From Rules to Pixels: A Decoupled Framework for Segmenting Human-Centric Rule Violations

Published: 24 Nov 2025, Last Modified: 24 Nov 20255th Muslims in ML Workshop co-located with NeurIPS 2025EveryoneRevisionsBibTeXCC BY 4.0
Keywords: Policy Violation, segmentation, llm, referring expression segmentation, text-driven segmentation
TL;DR: LaGPS uses a large language model to translate complex human policies into a simple, step-by-step program that a vision model can execute for precise, explainable image segmentation.
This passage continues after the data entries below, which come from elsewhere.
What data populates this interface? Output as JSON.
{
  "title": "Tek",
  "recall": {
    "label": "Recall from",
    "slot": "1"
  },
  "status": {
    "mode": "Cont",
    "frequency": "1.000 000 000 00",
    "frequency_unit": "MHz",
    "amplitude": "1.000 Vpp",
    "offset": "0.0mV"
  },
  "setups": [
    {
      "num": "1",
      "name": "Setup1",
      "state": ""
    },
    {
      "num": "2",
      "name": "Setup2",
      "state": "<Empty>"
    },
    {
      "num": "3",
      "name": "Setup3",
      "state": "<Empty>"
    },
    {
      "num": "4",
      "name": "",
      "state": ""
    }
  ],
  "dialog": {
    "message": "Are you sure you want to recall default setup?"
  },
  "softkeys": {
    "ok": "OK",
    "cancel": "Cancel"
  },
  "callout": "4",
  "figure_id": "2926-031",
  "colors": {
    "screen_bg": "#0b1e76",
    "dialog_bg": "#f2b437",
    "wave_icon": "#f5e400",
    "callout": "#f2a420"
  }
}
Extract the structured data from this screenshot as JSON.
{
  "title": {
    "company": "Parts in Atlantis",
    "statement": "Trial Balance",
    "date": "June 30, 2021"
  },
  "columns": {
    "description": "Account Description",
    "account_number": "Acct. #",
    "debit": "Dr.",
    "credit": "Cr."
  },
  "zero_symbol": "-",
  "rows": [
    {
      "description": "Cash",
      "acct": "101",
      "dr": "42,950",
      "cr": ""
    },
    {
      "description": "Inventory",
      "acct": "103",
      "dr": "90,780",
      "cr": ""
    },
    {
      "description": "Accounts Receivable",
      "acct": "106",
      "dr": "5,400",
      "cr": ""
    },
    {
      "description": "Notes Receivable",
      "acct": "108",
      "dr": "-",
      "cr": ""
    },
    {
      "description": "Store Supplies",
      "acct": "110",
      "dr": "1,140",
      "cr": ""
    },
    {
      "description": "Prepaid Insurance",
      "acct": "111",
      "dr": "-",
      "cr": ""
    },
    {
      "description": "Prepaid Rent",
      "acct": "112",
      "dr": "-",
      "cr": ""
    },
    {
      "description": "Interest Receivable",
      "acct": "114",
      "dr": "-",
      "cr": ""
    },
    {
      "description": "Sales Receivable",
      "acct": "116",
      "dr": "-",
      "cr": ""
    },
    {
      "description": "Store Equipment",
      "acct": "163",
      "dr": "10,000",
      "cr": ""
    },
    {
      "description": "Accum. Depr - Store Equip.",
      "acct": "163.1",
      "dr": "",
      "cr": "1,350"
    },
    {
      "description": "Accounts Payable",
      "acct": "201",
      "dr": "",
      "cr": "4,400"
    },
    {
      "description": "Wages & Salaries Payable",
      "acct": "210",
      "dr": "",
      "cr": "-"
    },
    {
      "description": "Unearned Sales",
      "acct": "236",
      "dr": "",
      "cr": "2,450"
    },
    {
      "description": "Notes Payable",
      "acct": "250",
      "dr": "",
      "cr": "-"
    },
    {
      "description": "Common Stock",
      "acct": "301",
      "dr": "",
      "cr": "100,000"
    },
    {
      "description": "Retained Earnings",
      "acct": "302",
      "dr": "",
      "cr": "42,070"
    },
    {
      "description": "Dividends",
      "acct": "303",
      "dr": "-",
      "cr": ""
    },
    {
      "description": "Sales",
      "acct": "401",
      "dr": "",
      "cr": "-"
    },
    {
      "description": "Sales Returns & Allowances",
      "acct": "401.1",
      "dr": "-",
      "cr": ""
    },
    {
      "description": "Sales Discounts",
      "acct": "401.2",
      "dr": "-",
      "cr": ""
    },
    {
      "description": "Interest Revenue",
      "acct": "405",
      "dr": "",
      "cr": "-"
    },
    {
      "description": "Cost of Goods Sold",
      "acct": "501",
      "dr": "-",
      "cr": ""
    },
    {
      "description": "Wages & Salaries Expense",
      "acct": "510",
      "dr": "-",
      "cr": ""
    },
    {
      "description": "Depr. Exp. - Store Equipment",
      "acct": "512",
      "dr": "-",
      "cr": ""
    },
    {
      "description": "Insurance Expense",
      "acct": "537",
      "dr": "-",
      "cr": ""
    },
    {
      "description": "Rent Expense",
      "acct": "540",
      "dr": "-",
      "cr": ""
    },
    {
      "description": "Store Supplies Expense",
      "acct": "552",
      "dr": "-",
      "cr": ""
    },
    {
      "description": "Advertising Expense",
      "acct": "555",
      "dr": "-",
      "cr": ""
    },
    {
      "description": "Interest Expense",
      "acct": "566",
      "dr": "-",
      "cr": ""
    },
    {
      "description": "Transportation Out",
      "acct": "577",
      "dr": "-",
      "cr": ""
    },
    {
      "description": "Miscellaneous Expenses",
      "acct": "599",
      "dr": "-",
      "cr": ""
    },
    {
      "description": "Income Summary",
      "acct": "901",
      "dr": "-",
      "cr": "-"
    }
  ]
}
Abstract: We introduce LaGPS, a neuro-symbolic framework that grounds long-form textual rules, such as cultural dress codes, by translating them into deterministic programs for segmentation of rule violations\footnote{Here, "violation" is used in a strictly technical sense to denote pixels where a *user-specified* visual condition is not met; it carries no moral, cultural, or legal implication.}. Existing vision-language models struggle with this task because they cannot parse the compositional logic inherent in human rules. LaGPS overcomes this limitation with a two-stage architecture: a *Semantic Interpreter* that uses a large language model to compile free-form text into a structured program, and a *Symbolic Executor* that runs this program over a set of visual primitives (e.g., per-person body parts, skin masks, etc) to produce precise segmentation masks. To evaluate this setting, we introduce the *Human-Centric Rule-violation Segmentation (HRS)* benchmark for this task, a new $1,100$ image dataset spanning diverse cultural contexts. LaGPS significantly outperforms baselines like CLIPSeg, achieving a $+19.4\%$ absolute mIoU improvement. Our work demonstrates that this decoupled approach creates more transparent, accurate, and auditable systems for language-guided visual reasoning.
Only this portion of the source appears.